Wir sind ziemlich nah dran. Sobald sich die Regulierung und die Bewertungsstandards im Rahmen der MiCA stabilisiert haben, könnten innerhalb von zwei bis drei Jahren Pilotprojekte durchgeführt werden. Die Technologie und die Nachfrage sind bereits vorhanden - jetzt geht es vor allem um Vertrauen und die Anpassung der Vorschriften.
Die Integration von Kryptowährungen in die persönliche Finanzwelt erfolgt Schritt für Schritt: Es begann mit Anlageprodukten, gefolgt von Zahlungen, und der nächste natürliche Schritt ist die Kreditvergabe. Hypotheken sind einfach die nächste Phase dieser Entwicklung.
Welche Veränderungen erwarten Sie im Bereich der kryptogestützten Hypotheken in den kommenden Jahren? Könnte diese Nischeninnovation zu einem Standardbestandteil des Hypothekenmarktes werden?
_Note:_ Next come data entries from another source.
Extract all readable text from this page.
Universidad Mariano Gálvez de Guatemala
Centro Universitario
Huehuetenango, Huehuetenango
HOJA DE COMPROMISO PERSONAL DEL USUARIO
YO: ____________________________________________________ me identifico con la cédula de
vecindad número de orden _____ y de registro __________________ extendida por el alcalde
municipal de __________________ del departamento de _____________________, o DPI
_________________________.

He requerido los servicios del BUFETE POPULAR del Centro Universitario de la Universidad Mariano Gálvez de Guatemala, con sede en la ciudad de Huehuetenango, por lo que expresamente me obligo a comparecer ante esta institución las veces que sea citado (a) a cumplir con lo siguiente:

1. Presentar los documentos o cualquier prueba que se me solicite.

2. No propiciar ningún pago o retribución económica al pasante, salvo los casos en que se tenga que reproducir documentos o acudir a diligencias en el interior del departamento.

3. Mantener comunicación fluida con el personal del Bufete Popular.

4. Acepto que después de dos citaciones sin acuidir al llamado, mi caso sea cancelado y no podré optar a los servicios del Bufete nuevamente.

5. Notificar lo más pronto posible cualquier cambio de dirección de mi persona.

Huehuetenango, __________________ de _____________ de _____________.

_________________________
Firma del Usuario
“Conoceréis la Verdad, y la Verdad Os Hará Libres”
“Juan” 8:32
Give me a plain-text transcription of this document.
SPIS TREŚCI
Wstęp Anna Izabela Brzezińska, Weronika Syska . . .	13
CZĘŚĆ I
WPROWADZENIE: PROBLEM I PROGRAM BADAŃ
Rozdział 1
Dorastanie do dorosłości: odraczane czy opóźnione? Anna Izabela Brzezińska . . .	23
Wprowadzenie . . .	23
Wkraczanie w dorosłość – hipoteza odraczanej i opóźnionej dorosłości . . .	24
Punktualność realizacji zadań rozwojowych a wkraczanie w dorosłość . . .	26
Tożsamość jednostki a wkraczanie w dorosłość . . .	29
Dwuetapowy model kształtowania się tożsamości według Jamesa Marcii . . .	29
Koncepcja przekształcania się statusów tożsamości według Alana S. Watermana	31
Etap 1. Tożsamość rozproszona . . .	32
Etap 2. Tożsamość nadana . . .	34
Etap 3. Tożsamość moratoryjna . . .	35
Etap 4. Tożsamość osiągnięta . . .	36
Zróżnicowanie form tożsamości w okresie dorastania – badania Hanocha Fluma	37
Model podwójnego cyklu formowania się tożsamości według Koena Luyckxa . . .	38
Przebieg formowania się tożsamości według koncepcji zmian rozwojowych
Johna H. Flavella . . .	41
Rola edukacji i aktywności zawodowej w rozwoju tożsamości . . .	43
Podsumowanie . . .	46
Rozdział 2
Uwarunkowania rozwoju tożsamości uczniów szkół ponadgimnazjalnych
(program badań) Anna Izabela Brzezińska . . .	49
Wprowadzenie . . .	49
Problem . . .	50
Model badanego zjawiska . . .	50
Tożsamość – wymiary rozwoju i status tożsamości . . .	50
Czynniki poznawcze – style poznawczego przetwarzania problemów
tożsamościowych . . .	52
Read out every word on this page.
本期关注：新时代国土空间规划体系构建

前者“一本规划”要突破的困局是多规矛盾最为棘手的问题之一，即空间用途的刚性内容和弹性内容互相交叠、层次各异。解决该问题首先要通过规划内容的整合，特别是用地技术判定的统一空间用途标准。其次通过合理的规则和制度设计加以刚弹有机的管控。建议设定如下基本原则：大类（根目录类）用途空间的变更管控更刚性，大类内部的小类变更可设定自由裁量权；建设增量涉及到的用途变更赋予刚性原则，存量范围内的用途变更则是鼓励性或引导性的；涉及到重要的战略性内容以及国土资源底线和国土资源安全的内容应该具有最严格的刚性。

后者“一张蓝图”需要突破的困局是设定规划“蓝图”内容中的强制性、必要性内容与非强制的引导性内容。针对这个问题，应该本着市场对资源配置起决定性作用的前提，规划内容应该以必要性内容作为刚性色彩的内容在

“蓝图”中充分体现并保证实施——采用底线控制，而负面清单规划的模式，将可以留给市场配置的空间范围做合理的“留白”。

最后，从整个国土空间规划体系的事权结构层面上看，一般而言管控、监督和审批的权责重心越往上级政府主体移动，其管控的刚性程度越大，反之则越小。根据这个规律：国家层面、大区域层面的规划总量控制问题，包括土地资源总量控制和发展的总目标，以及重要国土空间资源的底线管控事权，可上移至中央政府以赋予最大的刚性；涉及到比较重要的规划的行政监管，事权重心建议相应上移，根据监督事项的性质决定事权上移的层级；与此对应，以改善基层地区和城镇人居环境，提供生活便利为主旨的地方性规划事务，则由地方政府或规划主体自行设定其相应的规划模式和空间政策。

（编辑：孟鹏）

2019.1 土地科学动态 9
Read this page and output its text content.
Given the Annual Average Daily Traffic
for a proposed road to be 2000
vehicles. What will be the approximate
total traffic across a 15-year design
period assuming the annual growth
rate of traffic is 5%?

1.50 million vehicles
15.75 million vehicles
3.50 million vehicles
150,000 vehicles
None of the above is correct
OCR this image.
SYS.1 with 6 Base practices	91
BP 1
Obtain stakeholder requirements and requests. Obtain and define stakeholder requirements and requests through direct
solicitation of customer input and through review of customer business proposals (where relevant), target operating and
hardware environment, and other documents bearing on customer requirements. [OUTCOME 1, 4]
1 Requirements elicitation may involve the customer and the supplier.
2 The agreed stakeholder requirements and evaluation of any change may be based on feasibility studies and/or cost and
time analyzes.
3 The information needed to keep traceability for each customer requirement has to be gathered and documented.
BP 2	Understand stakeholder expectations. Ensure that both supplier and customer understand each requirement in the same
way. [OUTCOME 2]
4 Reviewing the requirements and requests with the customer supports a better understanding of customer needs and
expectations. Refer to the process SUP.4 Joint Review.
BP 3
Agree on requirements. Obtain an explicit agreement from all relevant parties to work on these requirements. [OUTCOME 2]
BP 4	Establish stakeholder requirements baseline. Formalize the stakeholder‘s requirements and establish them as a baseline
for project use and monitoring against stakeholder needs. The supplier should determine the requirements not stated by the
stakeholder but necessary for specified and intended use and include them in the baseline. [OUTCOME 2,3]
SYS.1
Wir werden wahrscheinlich erleben, dass Hypotheken flexibler und datengesteuerter werden - und verschiedene Formen von Vermögen anerkennen, von Ersparnissen und tokenisierten Vermögenswerten bis hin zu Kryptowährungen.
Die schnell wachsende Tokenisierung von realen Vermögenswerten, die sich bereits der 50-Milliarden-Dollar-Marke nähert, wird diesen Prozess weiter beschleunigen. Auch das Vertrauen der Institutionen nimmt zu - Unternehmen und sogar Regierungen halten inzwischen digitale Vermögenswerte in ihren Bilanzen, die zusammen auf mehrere Millionen Bitcoins geschätzt werden.
Auf der Verbraucherseite planen die meisten aktiven Krypto-Nutzer eine Ausweitung ihrer Bestände, und fast die Hälfte derjenigen, die noch keine besitzen, erwägt den Einstieg in den Markt. All dies deutet auf eine finanzielle Zukunft hin, die breiter, offener und deutlich digitaler ist.